The next day, according to the redoubtable Cllr Peter Golds, the mayor’s men had not received the memo.

They surged the Mile End count on Sunday, making a nuisance of themselves, swearing and interrupting the democratic processes while Mr Rahman – less tired and emotional – looked on, powerless or unwilling to intervene, says Cllr Golds.

Rough and tumble

The question is unanswered. Has the mayor the power or will to deaden the instincts of his agitated army? To uncircle his wagons? He comes across as a curiously hollow, needy figure who has seemed, in the past, hesitant to leave the safe harbour of his narrow base to embrace the daunting, fast-moving, rainbow world of Tower Hamlets.

Perhaps after his second endorsement he will have the confidence to quieten the whisperers who play on his paranoia, to distance himself from the more thuggish elements of his support.

Engage in rough and tumble, not hide and seek.

Perhaps he will turn his attention to governance rather than politics. For while London was busy packing itself on the back for its rejection of Ukip, Tower Hamlets was much the same, split down racial lines and bumbling along with familiar claims of incompetence and intimidation.

Its inability to conduct a count held up the Euro results and made the election a pizza-munching marathon and the name Tower Hamlets once more synonymous with farce.

Will Mr Rahman play to – or cower from – the council chamber, the power now divided between the 18 (17 male) Bengali councillors of his Tower Hamlets First party and the beleaguered remnants of Labour whose reliance on the numbers game came unstuck?

There is talk already of co-operation. Labour needs Mr Rahman’s Tower Hamlets First – the Respect rump – to stay out the general election when Rushanara Ali could become vulnerable; Mr Rahman seemingly wants the legitimacy of Labour and a big hug from former comrades.

Poisonous politics

Whether the poisonous politics of the last four years allows for such reconciliation is difficult to gauge.
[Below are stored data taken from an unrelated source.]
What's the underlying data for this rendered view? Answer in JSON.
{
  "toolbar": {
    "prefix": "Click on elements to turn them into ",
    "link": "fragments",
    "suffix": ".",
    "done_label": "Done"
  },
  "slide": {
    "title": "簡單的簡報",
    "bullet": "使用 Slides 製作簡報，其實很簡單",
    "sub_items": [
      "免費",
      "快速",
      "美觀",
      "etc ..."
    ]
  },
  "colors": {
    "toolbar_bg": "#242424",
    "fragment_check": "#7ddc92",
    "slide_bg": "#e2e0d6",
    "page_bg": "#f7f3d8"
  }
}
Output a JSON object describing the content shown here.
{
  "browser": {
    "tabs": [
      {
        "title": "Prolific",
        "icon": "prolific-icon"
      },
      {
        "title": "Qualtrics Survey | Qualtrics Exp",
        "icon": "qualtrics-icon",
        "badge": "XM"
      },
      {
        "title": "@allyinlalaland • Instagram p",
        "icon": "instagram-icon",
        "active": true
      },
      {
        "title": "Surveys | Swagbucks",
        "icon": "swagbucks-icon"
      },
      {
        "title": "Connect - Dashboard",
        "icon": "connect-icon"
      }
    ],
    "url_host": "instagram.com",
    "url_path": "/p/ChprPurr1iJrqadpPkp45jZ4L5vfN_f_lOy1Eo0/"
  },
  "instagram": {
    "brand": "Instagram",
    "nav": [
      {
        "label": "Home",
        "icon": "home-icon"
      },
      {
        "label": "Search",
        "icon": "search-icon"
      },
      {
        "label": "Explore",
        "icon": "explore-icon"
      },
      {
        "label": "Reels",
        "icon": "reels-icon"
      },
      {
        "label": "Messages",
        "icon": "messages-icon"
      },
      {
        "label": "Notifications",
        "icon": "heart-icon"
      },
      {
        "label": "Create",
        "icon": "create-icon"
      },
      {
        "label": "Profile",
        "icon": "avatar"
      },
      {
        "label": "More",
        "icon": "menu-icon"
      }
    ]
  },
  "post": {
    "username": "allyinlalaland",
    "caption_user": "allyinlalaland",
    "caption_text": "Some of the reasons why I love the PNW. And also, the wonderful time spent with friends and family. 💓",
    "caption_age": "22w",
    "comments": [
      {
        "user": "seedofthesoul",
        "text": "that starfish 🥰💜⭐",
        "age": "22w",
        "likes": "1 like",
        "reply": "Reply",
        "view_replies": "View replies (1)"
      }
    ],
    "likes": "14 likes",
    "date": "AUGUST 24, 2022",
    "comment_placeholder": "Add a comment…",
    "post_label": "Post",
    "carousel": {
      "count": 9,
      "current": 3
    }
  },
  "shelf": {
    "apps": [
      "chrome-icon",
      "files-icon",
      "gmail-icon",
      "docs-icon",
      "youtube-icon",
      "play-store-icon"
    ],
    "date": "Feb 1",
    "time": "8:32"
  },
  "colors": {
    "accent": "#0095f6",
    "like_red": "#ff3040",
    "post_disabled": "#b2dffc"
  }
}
History suggests it will be tough.

In the meantime, key dates loom: Mr Rahman picks his cabinet and signals who has his ear on June 11; the postponed Blackwall and Cubitt Town election comes at the same time; June 30 sees the Government-appointed auditors issue their report into claims of the mayor’s financial “favouritism” towards Bengalis.

This latter date is crucial. A harsh verdict in Eric Pickles’ hands could render the mayor’s colour-blind credibility stillborn. If the accusation that he “bought the election” finds traction it would muddy his mandate and lead to four more fractious years.

The mayor will hope favourable findings will pull him clear of trouble, wipe the slate clean and give him the foundation for a more statesmanlike term in office.

But those of us in Canary Wharf, this is, surely, an irrelevant pantomime. The infighting of inner city fiefdoms distracts from the narrative of entrepreneurial, high-skilled, all-embracing, liberal-leaning, self-reliant, cosmopolitan east London looking forwards and outwards.

The time is coming closer, surely, when the “river city” hubs – Isle of Dogs, Wapping and Newham’s Royal Docks – perhaps even Rotherhithe and North Greenwich – seek permission to cut loose from the deadweight and form their own, progressive civic institution.